The main step in managing rhabdomyolysis-induced acute kidney injury remains the early, aggressive repletion of fluids, but unfortunately it was not an option for our patient who was already in anuric renal failure [30]. Beall et al. proposed administering sodium bicarbonate, which results in an alkaline urine [34]. Alkalinization of urine is known to be advantageous in rhabdomyolysis [31]. First, it is known that precipitation of the Tamm–Horsfall protein–myoglobin complex is increased in acidic urine [32, 33]. Second, alkalinization inhibits reduction–oxidation (redox) cycling of myoglobin and lipid peroxidation in rhabdomyolysis, thus ameliorating tubule injury [35]. Third, it has been shown that metmyoglobin induces vasoconstriction only in an acidic medium in the isolated perfused kidney [36]. Our patient was administered 8.4% sodium bicarbonate to correct severe metabolic acidosis. However, since our patient was anuric, whether the above mentioned mechanisms operated is doubtful.

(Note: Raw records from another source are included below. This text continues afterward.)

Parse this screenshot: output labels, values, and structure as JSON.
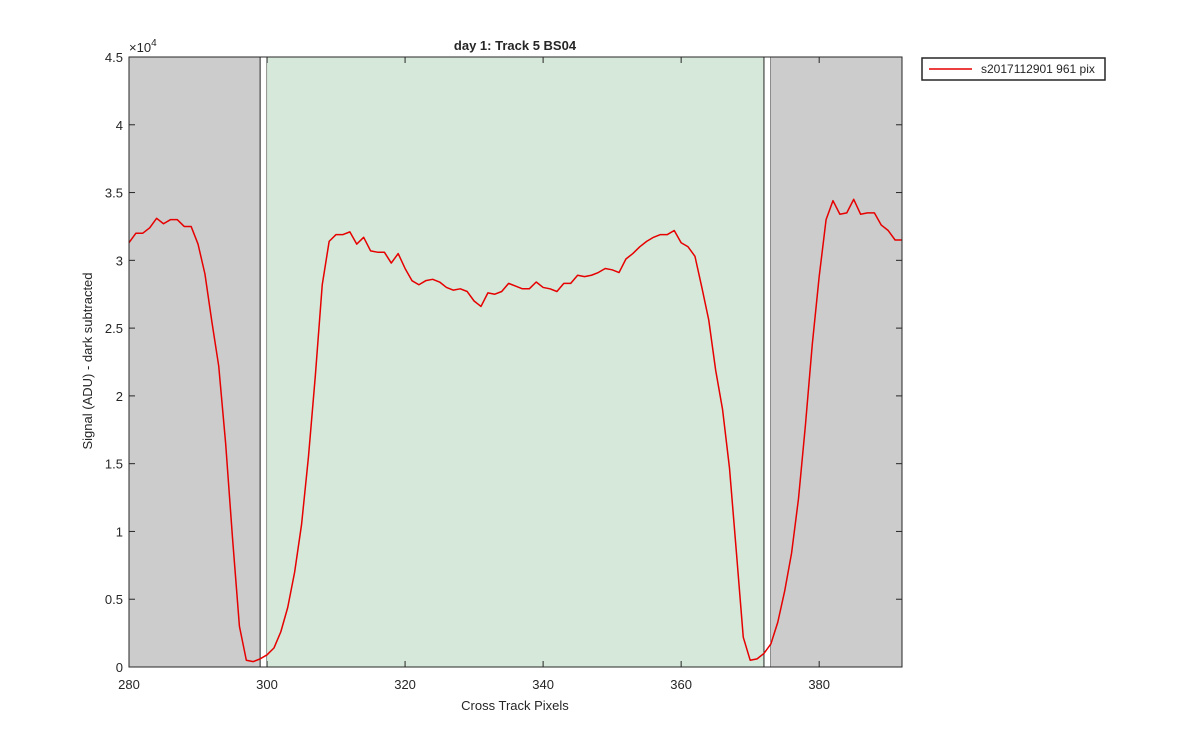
{
  "chart_data": {
    "type": "line",
    "title": "day 1: Track 5  BS04",
    "xlabel": "Cross Track Pixels",
    "ylabel": "Signal (ADU) - dark subtracted",
    "y_exponent_label": "×10",
    "y_exponent_power": "4",
    "xlim": [
      280,
      392
    ],
    "ylim": [
      0,
      45000
    ],
    "x_ticks": [
      280,
      300,
      320,
      340,
      360,
      380
    ],
    "y_ticks": [
      0,
      5000,
      10000,
      15000,
      20000,
      25000,
      30000,
      35000,
      40000,
      45000
    ],
    "y_tick_labels": [
      "0",
      "0.5",
      "1",
      "1.5",
      "2",
      "2.5",
      "3",
      "3.5",
      "4",
      "4.5"
    ],
    "grid": false,
    "legend_placement": "outside-top-right",
    "regions": [
      {
        "kind": "excluded",
        "x0": 280,
        "x1": 299,
        "color": "#cccccc"
      },
      {
        "kind": "marker",
        "x0": 299,
        "x1": 300,
        "color": "#ffffff"
      },
      {
        "kind": "valid",
        "x0": 300,
        "x1": 372,
        "color": "#d5e8d9"
      },
      {
        "kind": "marker",
        "x0": 372,
        "x1": 373,
        "color": "#ffffff"
      },
      {
        "kind": "excluded",
        "x0": 373,
        "x1": 392,
        "color": "#cccccc"
      }
    ],
    "series": [
      {
        "name": "s2017112901 961 pix",
        "color": "#e60000",
        "x": [
          280,
          281,
          282,
          283,
          284,
          285,
          286,
          287,
          288,
          289,
          290,
          291,
          292,
          293,
          294,
          295,
          296,
          297,
          298,
          299,
          300,
          301,
          302,
          303,
          304,
          305,
          306,
          307,
          308,
          309,
          310,
          311,
          312,
          313,
          314,
          315,
          316,
          317,
          318,
          319,
          320,
          321,
          322,
          323,
          324,
          325,
          326,
          327,
          328,
          329,
          330,
          331,
          332,
          333,
          334,
          335,
          336,
          337,
          338,
          339,
          340,
          341,
          342,
          343,
          344,
          345,
          346,
          347,
          348,
          349,
          350,
          351,
          352,
          353,
          354,
          355,
          356,
          357,
          358,
          359,
          360,
          361,
          362,
          363,
          364,
          365,
          366,
          367,
          368,
          369,
          370,
          371,
          372,
          373,
          374,
          375,
          376,
          377,
          378,
          379,
          380,
          381,
          382,
          383,
          384,
          385,
          386,
          387,
          388,
          389,
          390,
          391,
          392
        ],
        "y": [
          31300,
          32000,
          32000,
          32400,
          33100,
          32700,
          33000,
          33000,
          32500,
          32500,
          31200,
          29000,
          25500,
          22200,
          16500,
          9500,
          3000,
          500,
          400,
          600,
          900,
          1400,
          2600,
          4400,
          7000,
          10500,
          15500,
          21500,
          28200,
          31400,
          31900,
          31900,
          32100,
          31200,
          31700,
          30700,
          30600,
          30600,
          29800,
          30500,
          29400,
          28500,
          28200,
          28500,
          28600,
          28400,
          28000,
          27800,
          27900,
          27700,
          27000,
          26600,
          27600,
          27500,
          27700,
          28300,
          28100,
          27900,
          27900,
          28400,
          28000,
          27900,
          27700,
          28300,
          28300,
          28900,
          28800,
          28900,
          29100,
          29400,
          29300,
          29100,
          30100,
          30500,
          31000,
          31400,
          31700,
          31900,
          31900,
          32200,
          31300,
          31000,
          30300,
          28000,
          25600,
          21900,
          19000,
          14700,
          8500,
          2200,
          500,
          600,
          1000,
          1700,
          3300,
          5600,
          8400,
          12400,
          17800,
          23800,
          28800,
          33000,
          34400,
          33400,
          33500,
          34500,
          33400,
          33500,
          33500,
          32600,
          32200,
          31500,
          31500
        ]
      }
    ]
  }
}
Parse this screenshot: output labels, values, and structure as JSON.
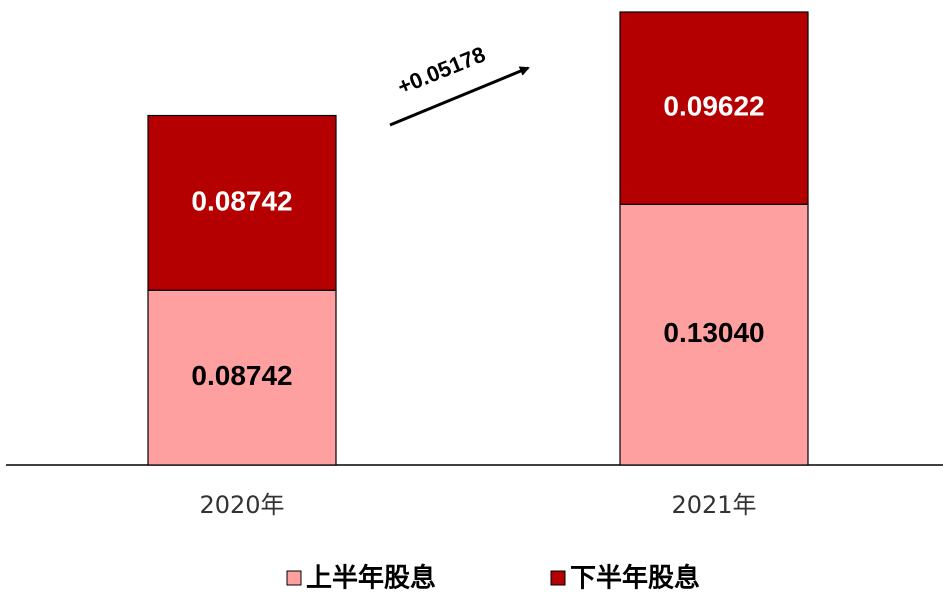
{
  "chart_data": {
    "type": "stacked_bar",
    "categories": [
      "2020年",
      "2021年"
    ],
    "series": [
      {
        "name": "上半年股息",
        "color": "#ffa0a0",
        "values": [
          0.08742,
          0.1304
        ],
        "value_labels": [
          "0.08742",
          "0.13040"
        ]
      },
      {
        "name": "下半年股息",
        "color": "#b40000",
        "values": [
          0.08742,
          0.09622
        ],
        "value_labels": [
          "0.08742",
          "0.09622"
        ]
      }
    ],
    "annotation": "+0.05178"
  }
}
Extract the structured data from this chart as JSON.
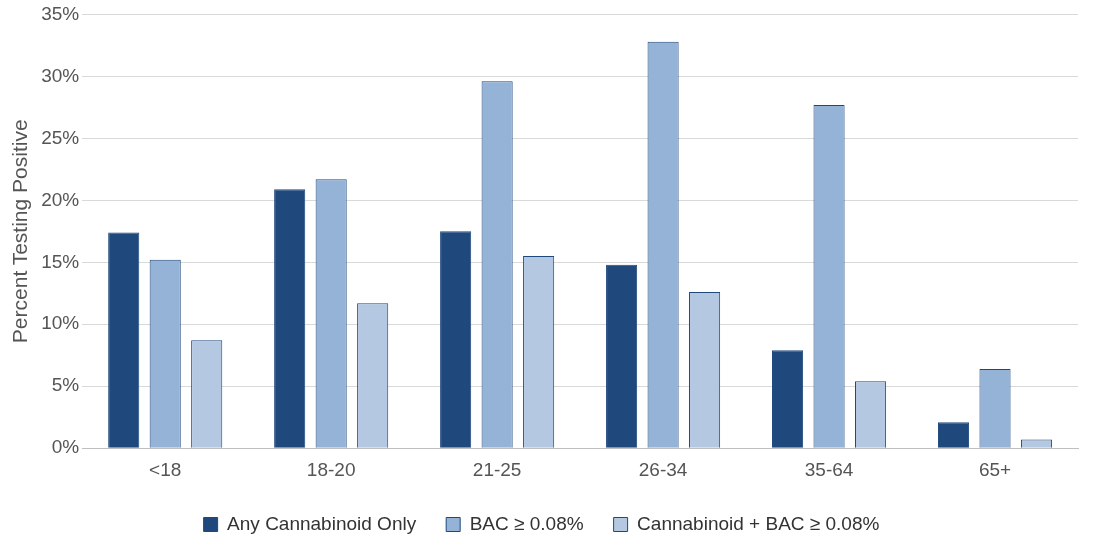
{
  "chart_data": {
    "type": "bar",
    "ylabel": "Percent Testing Positive",
    "categories": [
      "<18",
      "18-20",
      "21-25",
      "26-34",
      "35-64",
      "65+"
    ],
    "series": [
      {
        "name": "Any Cannabinoid Only",
        "color": "#1f497d",
        "values": [
          17.4,
          20.9,
          17.5,
          14.8,
          7.9,
          2.1
        ]
      },
      {
        "name": "BAC ≥ 0.08%",
        "color": "#95b3d7",
        "values": [
          15.2,
          21.7,
          29.6,
          32.8,
          27.7,
          6.4
        ]
      },
      {
        "name": "Cannabinoid + BAC ≥ 0.08%",
        "color": "#b4c8e2",
        "values": [
          8.7,
          11.7,
          15.5,
          12.6,
          5.4,
          0.7
        ]
      }
    ],
    "ylim": [
      0,
      35
    ],
    "yticks": [
      {
        "value": 0,
        "label": "0%"
      },
      {
        "value": 5,
        "label": "5%"
      },
      {
        "value": 10,
        "label": "10%"
      },
      {
        "value": 15,
        "label": "15%"
      },
      {
        "value": 20,
        "label": "20%"
      },
      {
        "value": 25,
        "label": "25%"
      },
      {
        "value": 30,
        "label": "30%"
      },
      {
        "value": 35,
        "label": "35%"
      }
    ],
    "grid": "y",
    "legend": "bottom"
  }
}
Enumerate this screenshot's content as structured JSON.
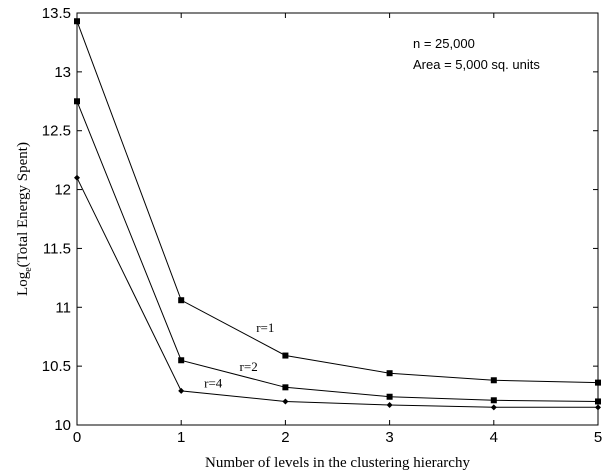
{
  "chart_data": {
    "type": "line",
    "title": "",
    "xlabel": "Number of levels in the clustering hierarchy",
    "ylabel": {
      "prefix": "Log",
      "subscript": "e",
      "suffix": "(Total Energy Spent)"
    },
    "x": [
      0,
      1,
      2,
      3,
      4,
      5
    ],
    "xlim": [
      0,
      5
    ],
    "ylim": [
      10,
      13.5
    ],
    "xticks": [
      "0",
      "1",
      "2",
      "3",
      "4",
      "5"
    ],
    "yticks": [
      "10",
      "10.5",
      "11",
      "11.5",
      "12",
      "12.5",
      "13",
      "13.5"
    ],
    "grid": false,
    "annotations": [
      "n = 25,000",
      "Area = 5,000 sq. units"
    ],
    "series": [
      {
        "name": "r=1",
        "marker": "square",
        "values": [
          13.43,
          11.06,
          10.59,
          10.44,
          10.38,
          10.36
        ]
      },
      {
        "name": "r=2",
        "marker": "square",
        "values": [
          12.75,
          10.55,
          10.32,
          10.24,
          10.21,
          10.2
        ]
      },
      {
        "name": "r=4",
        "marker": "diamond",
        "values": [
          12.1,
          10.29,
          10.2,
          10.17,
          10.15,
          10.15
        ]
      }
    ],
    "colors": {
      "line": "#000000",
      "axis": "#000000"
    }
  }
}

Conventional hemodialysis does not remove myoglobin effectively owing to the size of the protein. When acute kidney injury is severe enough with refractory hyperkalemia, acidosis, or volume overload, renal replacement therapy (RRT) is indicated, principally with intermittent hemodialysis [37]. Therefore the need of RRT should be mandated by renal indications. Our patient had a serum creatinine of more than 1000 micromol/L with severe hyperkalemia and severe metabolic acidosis with features of volume overload and anuria. He needed immediate hemodialysis to correct metabolic derangements. Gradually, he became normouric and the intake was titrated accordingly. Following four cycles of hemodialysis, the urine output of our patient improved, acidosis was corrected, and potassium was normalized. His serum creatinine level declined to 800 mmol/L. Dialysis was withheld and a gradual decline in CK levels and serum creatinine was noticed over the days.

Conclusions

Rhabdomyolysis is a rare but serious side effect of statin monotherapy and more common in combination therapy of statin and fibrate. Patients with multiple risk factors such as diabetes, renal impairment, hypothyroidism, and polypharmacy are at increased risk of rhabdomyolysis. Rhabdomyolysis may occur with minimum clinical symptoms and signs, even many weeks after discontinuation of therapy. Treating physicians should be more cautious in prescribing statins or combination therapy of statin and fibrates in those with risk factors and should discuss signs and symptoms of muscle toxicity with patients in order to prevent rhabdomyolysis.